|Child Support, Pensions and Social Security Bill
Mr. Pickles: Despite her comprehensive answer, the Under-Secretary did not answer many of my hon. Friends' points. It would be repetitious for me to go over them, but three issues stand out from what she said.
First, there was an admission that she anticipates slightly more variations than under the existing scheme. That underpins all that my hon. Friends have said. Secondly, she still seems wedded to the whole business of the tables at the back of the booklet, as if somehow it is a good thing if it brings injustice to individuals. It is the obsession with trying to fit people into holes that will be the unravelling of this reform. Thirdly, she said that the Government had not picked the provision out of thin air but had gone out and consulted, given it a great deal of thought and come to an agreed position.
My understanding is that in the 16th century that is exactly what the Vatican said about Galileo's theories about the earth spinning round the sun. It said that that was absolute nonsense, that the earth was flat—because the Vatican had decided that it was. The Under-Secretary has done exactly the same: she has produced a flat earth policy for the CSA. Having said that, I accept that these are probing amendments. We believe that many of our predictions will come to pass, but we have done our best.
Mr. Burstow: I have listened closely to the Under-Secretary but I feel that the issue relevant to amendments No. 84 and 85 was not dealt with to my satisfaction. However, I shall return to it later. The hon. Lady gave some impressive figures which, when rolled together over three years, sound like an extremely large sum—as is the case with much of the Government's spending plans. I accept that they are interesting figures and I shall look closely at the record to see how they are built up and perhaps ask some questions so as better to ascertain how they were compiled.

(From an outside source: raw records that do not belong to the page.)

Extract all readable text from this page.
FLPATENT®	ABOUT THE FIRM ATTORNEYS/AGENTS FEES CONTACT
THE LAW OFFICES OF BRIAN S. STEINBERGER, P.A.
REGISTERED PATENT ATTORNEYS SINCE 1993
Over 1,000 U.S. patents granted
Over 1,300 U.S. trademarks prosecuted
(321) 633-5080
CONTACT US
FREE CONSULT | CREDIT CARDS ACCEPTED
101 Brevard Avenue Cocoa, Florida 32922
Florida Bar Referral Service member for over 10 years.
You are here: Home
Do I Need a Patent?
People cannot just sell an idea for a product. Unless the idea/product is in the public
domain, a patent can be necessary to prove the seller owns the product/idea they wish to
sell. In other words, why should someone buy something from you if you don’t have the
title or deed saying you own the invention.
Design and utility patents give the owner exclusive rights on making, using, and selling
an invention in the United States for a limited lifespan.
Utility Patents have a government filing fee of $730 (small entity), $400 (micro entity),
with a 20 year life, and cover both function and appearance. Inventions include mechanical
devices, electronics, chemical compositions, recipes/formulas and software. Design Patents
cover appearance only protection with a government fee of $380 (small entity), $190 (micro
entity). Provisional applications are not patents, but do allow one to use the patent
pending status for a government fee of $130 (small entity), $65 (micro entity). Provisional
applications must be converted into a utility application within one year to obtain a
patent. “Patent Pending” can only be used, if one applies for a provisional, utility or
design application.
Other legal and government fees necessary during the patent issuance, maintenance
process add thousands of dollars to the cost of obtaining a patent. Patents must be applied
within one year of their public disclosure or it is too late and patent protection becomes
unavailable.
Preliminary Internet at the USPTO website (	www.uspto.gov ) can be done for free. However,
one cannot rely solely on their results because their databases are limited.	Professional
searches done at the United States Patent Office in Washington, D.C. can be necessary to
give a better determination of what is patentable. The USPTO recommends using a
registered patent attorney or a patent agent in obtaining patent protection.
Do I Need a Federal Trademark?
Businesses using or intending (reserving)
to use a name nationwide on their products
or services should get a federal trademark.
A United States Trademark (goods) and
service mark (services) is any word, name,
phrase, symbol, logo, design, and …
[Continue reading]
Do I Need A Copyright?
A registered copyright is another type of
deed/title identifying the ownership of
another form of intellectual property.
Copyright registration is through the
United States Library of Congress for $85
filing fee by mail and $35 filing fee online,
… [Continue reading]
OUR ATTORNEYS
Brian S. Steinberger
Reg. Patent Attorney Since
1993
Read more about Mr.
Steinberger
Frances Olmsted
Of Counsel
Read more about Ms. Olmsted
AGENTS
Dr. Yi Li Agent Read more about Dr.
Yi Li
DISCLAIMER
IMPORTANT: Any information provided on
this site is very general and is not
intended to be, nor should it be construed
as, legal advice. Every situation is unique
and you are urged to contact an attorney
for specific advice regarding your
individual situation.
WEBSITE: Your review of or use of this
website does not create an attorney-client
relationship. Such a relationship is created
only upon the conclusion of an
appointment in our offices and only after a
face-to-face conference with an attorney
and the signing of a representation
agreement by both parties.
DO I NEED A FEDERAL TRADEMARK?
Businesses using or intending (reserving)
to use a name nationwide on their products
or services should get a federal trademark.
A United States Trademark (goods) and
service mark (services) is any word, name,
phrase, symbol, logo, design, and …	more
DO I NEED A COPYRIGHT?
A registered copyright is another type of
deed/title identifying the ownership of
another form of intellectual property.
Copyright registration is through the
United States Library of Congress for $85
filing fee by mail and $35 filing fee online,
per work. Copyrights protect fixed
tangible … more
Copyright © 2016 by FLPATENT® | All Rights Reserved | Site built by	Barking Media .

The issue of carers and their responsibilities has not been dealt with satisfactorily today. I should like to return to that matter also. I do not have the privilege of asking leave to withdraw the amendments, but I wish to put on record my remaining concerns, despite the Under-Secretary's detailed response.
Mr. Pickles: I beg to ask leave to withdraw the amendment.
Amendment, by leave, withdrawn.
Further consideration adjourned.—[Mr. Kevin Hughes.]
Adjourned accordingly at seven minutes past Seven o'clock till Thursday, 3 February at Ten o'clock.